High-level behavior:
- Loads a YAML config.
- Reads the configured corpus, indexing, search, evaluation, and
expected-result settings from the YAML file.
- Optionally downloads and extracts the configured corpus with
--download.
- Builds the configured index with
--index.
- Verifies expected index statistics with
--verify, using IndexReaderUtils
for supported index types.
- Runs configured retrieval models over configured topics with
--search.
- Runs optional conversion commands after search when the config defines
conversions.
- Evaluates generated run files using the configured metric commands.

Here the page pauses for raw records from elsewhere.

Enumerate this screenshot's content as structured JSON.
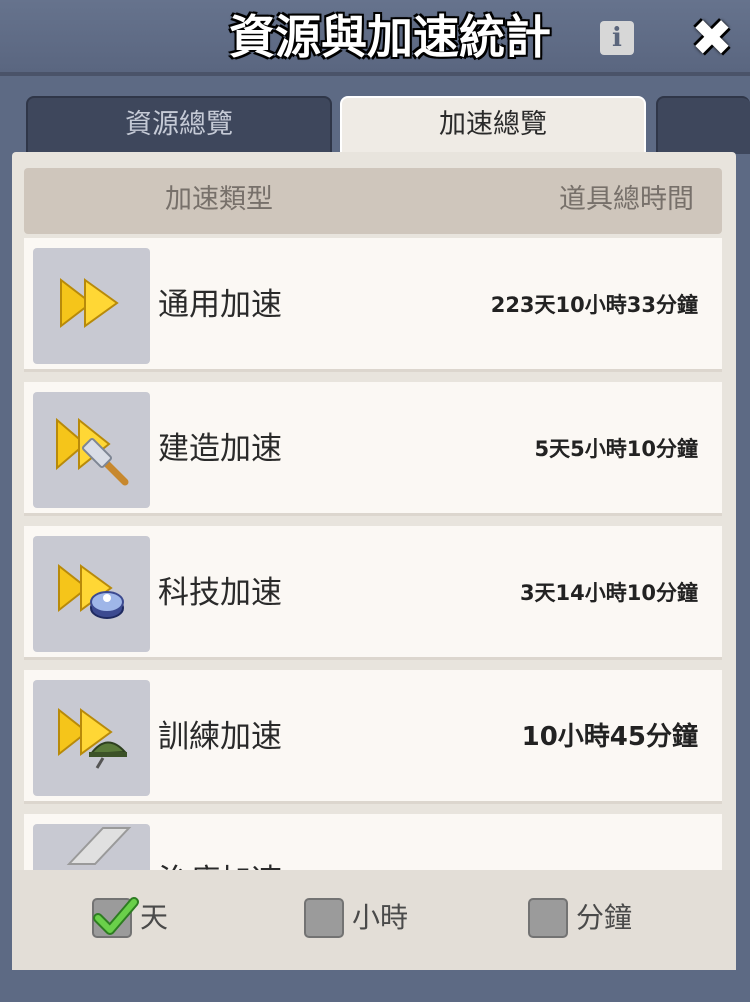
{
  "header": {
    "title": "資源與加速統計",
    "info_icon": "info-icon",
    "close_icon": "close-icon"
  },
  "tabs": [
    {
      "label": "資源總覽",
      "active": false
    },
    {
      "label": "加速總覽",
      "active": true
    }
  ],
  "table": {
    "column_type": "加速類型",
    "column_time": "道具總時間"
  },
  "rows": [
    {
      "icon": "speedup-general-icon",
      "label": "通用加速",
      "time": "223天10小時33分鐘"
    },
    {
      "icon": "speedup-build-hammer-icon",
      "label": "建造加速",
      "time": "5天5小時10分鐘"
    },
    {
      "icon": "speedup-research-flask-icon",
      "label": "科技加速",
      "time": "3天14小時10分鐘"
    },
    {
      "icon": "speedup-training-helmet-icon",
      "label": "訓練加速",
      "time": "10小時45分鐘"
    },
    {
      "icon": "speedup-healing-icon",
      "label": "治療加速",
      "time": ""
    }
  ],
  "footer": {
    "options": [
      {
        "label": "天",
        "checked": true
      },
      {
        "label": "小時",
        "checked": false
      },
      {
        "label": "分鐘",
        "checked": false
      }
    ]
  },
  "colors": {
    "background": "#5d6a84",
    "panel": "#e8e4dd",
    "row": "#fbf8f4",
    "accent_yellow": "#f5c51a",
    "check_green": "#4caf3a"
  }
}
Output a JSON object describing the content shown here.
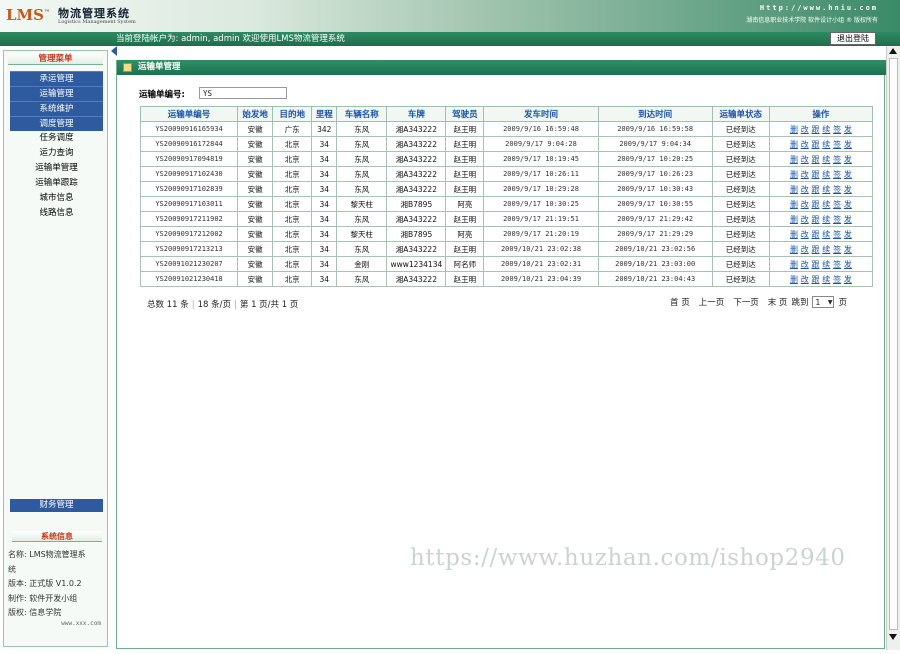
{
  "header": {
    "logo": "LMS",
    "logo_tm": "™",
    "brand": "物流管理系统",
    "brand_sub": "Logistics Management System",
    "site_url": "Http://www.hniu.com",
    "site_links": "湖南信息职业技术学院  软件设计小组 ® 版权所有"
  },
  "topbar": {
    "welcome": "当前登陆帐户为: admin, admin 欢迎使用LMS物流管理系统",
    "logout_label": "退出登陆"
  },
  "sidebar": {
    "title": "管理菜单",
    "items": [
      {
        "label": "承运管理",
        "active": true
      },
      {
        "label": "运输管理",
        "active": true
      },
      {
        "label": "系统维护",
        "active": true
      },
      {
        "label": "调度管理",
        "active": true
      },
      {
        "label": "任务调度",
        "active": false
      },
      {
        "label": "运力查询",
        "active": false
      },
      {
        "label": "运输单管理",
        "active": false
      },
      {
        "label": "运输单跟踪",
        "active": false
      },
      {
        "label": "城市信息",
        "active": false
      },
      {
        "label": "线路信息",
        "active": false
      }
    ],
    "finance": "财务管理",
    "sys_title": "系统信息",
    "sys_lines": [
      "名称: LMS物流管理系",
      "统",
      "版本: 正式版 V1.0.2",
      "制作: 软件开发小组",
      "版权: 信息学院"
    ],
    "sys_url": "www.xxx.com"
  },
  "main": {
    "title": "运输单管理",
    "search_label": "运输单编号:",
    "search_value": "YS",
    "columns": [
      "运输单编号",
      "始发地",
      "目的地",
      "里程",
      "车辆名称",
      "车牌",
      "驾驶员",
      "发车时间",
      "到达时间",
      "运输单状态",
      "操作"
    ],
    "rows": [
      [
        "YS20090916165934",
        "安徽",
        "广东",
        "342",
        "东风",
        "湘A343222",
        "赵王明",
        "2009/9/16 16:59:48",
        "2009/9/16 16:59:58",
        "已经到达"
      ],
      [
        "YS20090916172844",
        "安徽",
        "北京",
        "34",
        "东风",
        "湘A343222",
        "赵王明",
        "2009/9/17 9:04:28",
        "2009/9/17 9:04:34",
        "已经到达"
      ],
      [
        "YS20090917094819",
        "安徽",
        "北京",
        "34",
        "东风",
        "湘A343222",
        "赵王明",
        "2009/9/17 10:19:45",
        "2009/9/17 10:20:25",
        "已经到达"
      ],
      [
        "YS20090917102430",
        "安徽",
        "北京",
        "34",
        "东风",
        "湘A343222",
        "赵王明",
        "2009/9/17 10:26:11",
        "2009/9/17 10:26:23",
        "已经到达"
      ],
      [
        "YS20090917102839",
        "安徽",
        "北京",
        "34",
        "东风",
        "湘A343222",
        "赵王明",
        "2009/9/17 10:29:28",
        "2009/9/17 10:30:43",
        "已经到达"
      ],
      [
        "YS20090917103011",
        "安徽",
        "北京",
        "34",
        "黎天柱",
        "湘B7895",
        "阿亮",
        "2009/9/17 10:30:25",
        "2009/9/17 10:30:55",
        "已经到达"
      ],
      [
        "YS20090917211902",
        "安徽",
        "北京",
        "34",
        "东风",
        "湘A343222",
        "赵王明",
        "2009/9/17 21:19:51",
        "2009/9/17 21:29:42",
        "已经到达"
      ],
      [
        "YS20090917212002",
        "安徽",
        "北京",
        "34",
        "黎天柱",
        "湘B7895",
        "阿亮",
        "2009/9/17 21:20:19",
        "2009/9/17 21:29:29",
        "已经到达"
      ],
      [
        "YS20090917213213",
        "安徽",
        "北京",
        "34",
        "东风",
        "湘A343222",
        "赵王明",
        "2009/10/21 23:02:38",
        "2009/10/21 23:02:56",
        "已经到达"
      ],
      [
        "YS20091021230207",
        "安徽",
        "北京",
        "34",
        "金刚",
        "www1234134",
        "阿名师",
        "2009/10/21 23:02:31",
        "2009/10/21 23:03:00",
        "已经到达"
      ],
      [
        "YS20091021230418",
        "安徽",
        "北京",
        "34",
        "东风",
        "湘A343222",
        "赵王明",
        "2009/10/21 23:04:39",
        "2009/10/21 23:04:43",
        "已经到达"
      ]
    ],
    "ops": [
      "删",
      "改",
      "跟",
      "续",
      "签",
      "发"
    ],
    "pager": {
      "total": "总数 11 条",
      "per_page": "18 条/页",
      "page_info": "第 1 页/共 1 页",
      "first": "首 页",
      "prev": "上一页",
      "next": "下一页",
      "last": "末 页",
      "jump": "跳到",
      "jump_value": "1",
      "page_unit": "页"
    }
  },
  "watermark": "https://www.huzhan.com/ishop2940"
}
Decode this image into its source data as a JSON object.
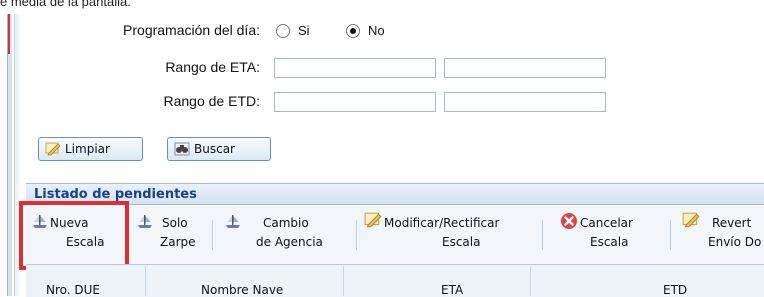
{
  "page": {
    "top_text": "e media de la pantalla."
  },
  "form": {
    "programacion_label": "Programación del día:",
    "radio_si": "Si",
    "radio_no": "No",
    "radio_selected": "No",
    "rango_eta_label": "Rango de ETA:",
    "rango_etd_label": "Rango de ETD:",
    "eta_from": "",
    "eta_to": "",
    "etd_from": "",
    "etd_to": ""
  },
  "actions": {
    "limpiar": "Limpiar",
    "buscar": "Buscar"
  },
  "panel": {
    "title": "Listado de pendientes"
  },
  "toolbar": {
    "nueva_l1": "Nueva",
    "nueva_l2": "Escala",
    "solo_l1": "Solo",
    "solo_l2": "Zarpe",
    "cambio_l1": "Cambio",
    "cambio_l2": "de Agencia",
    "modificar_l1": "Modificar/Rectificar",
    "modificar_l2": "Escala",
    "cancelar_l1": "Cancelar",
    "cancelar_l2": "Escala",
    "revert_l1": "Revert",
    "revert_l2": "Envío Do"
  },
  "table": {
    "columns": [
      "Nro. DUE",
      "Nombre Nave",
      "ETA",
      "ETD"
    ]
  },
  "colors": {
    "highlight": "#e02d33",
    "panel_title": "#15428b",
    "cancel_icon": "#e0453c"
  }
}
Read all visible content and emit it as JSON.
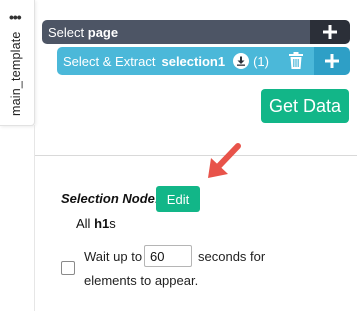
{
  "sidebar_tab": {
    "label": "main_template",
    "menu_icon": "more-dots-icon"
  },
  "commands": {
    "select": {
      "prefix": "Select",
      "target": "page",
      "bg_color": "#4d5565",
      "add_icon": "plus-icon"
    },
    "extract": {
      "prefix": "Select & Extract",
      "target": "selection1",
      "count": "(1)",
      "bg_color": "#4bb8d9",
      "download_icon": "download-icon",
      "delete_icon": "trash-icon",
      "add_icon": "plus-icon"
    }
  },
  "actions": {
    "get_data_label": "Get Data",
    "accent_color": "#12b688"
  },
  "selection_node": {
    "label": "Selection Node:",
    "edit_label": "Edit",
    "desc_prefix": "All",
    "desc_tag": "h1",
    "desc_suffix": "s"
  },
  "wait_option": {
    "checked": false,
    "text_before": "Wait up to",
    "seconds_value": "60",
    "text_after": "seconds for",
    "text_line2": "elements to appear."
  },
  "annotation": {
    "arrow_icon": "red-arrow-icon",
    "arrow_color": "#e8534a"
  }
}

- Compares observed scores against expected values and reports whether each
metric matches, is close, or fails.
- Reports total elapsed time for non-dry-run executions.
Operational guidance:
- Use this workflow when reproducing results requires building local indexes
from raw document collections.
- Run
--list first if the config name is unknown.
- Prefer
--dry-run before expensive indexing or search runs.
- Use
--corpus-path when the collection is already available outside the
configured search roots.
- Do not use
--download unless the user explicitly wants to fetch the
configured collection.
- Prefer
--index --verify --search for an end-to-end reproduction from an
already available collection.
- Capture generated index paths, run files, verification output, observed
metrics, expected scores, and any deviations.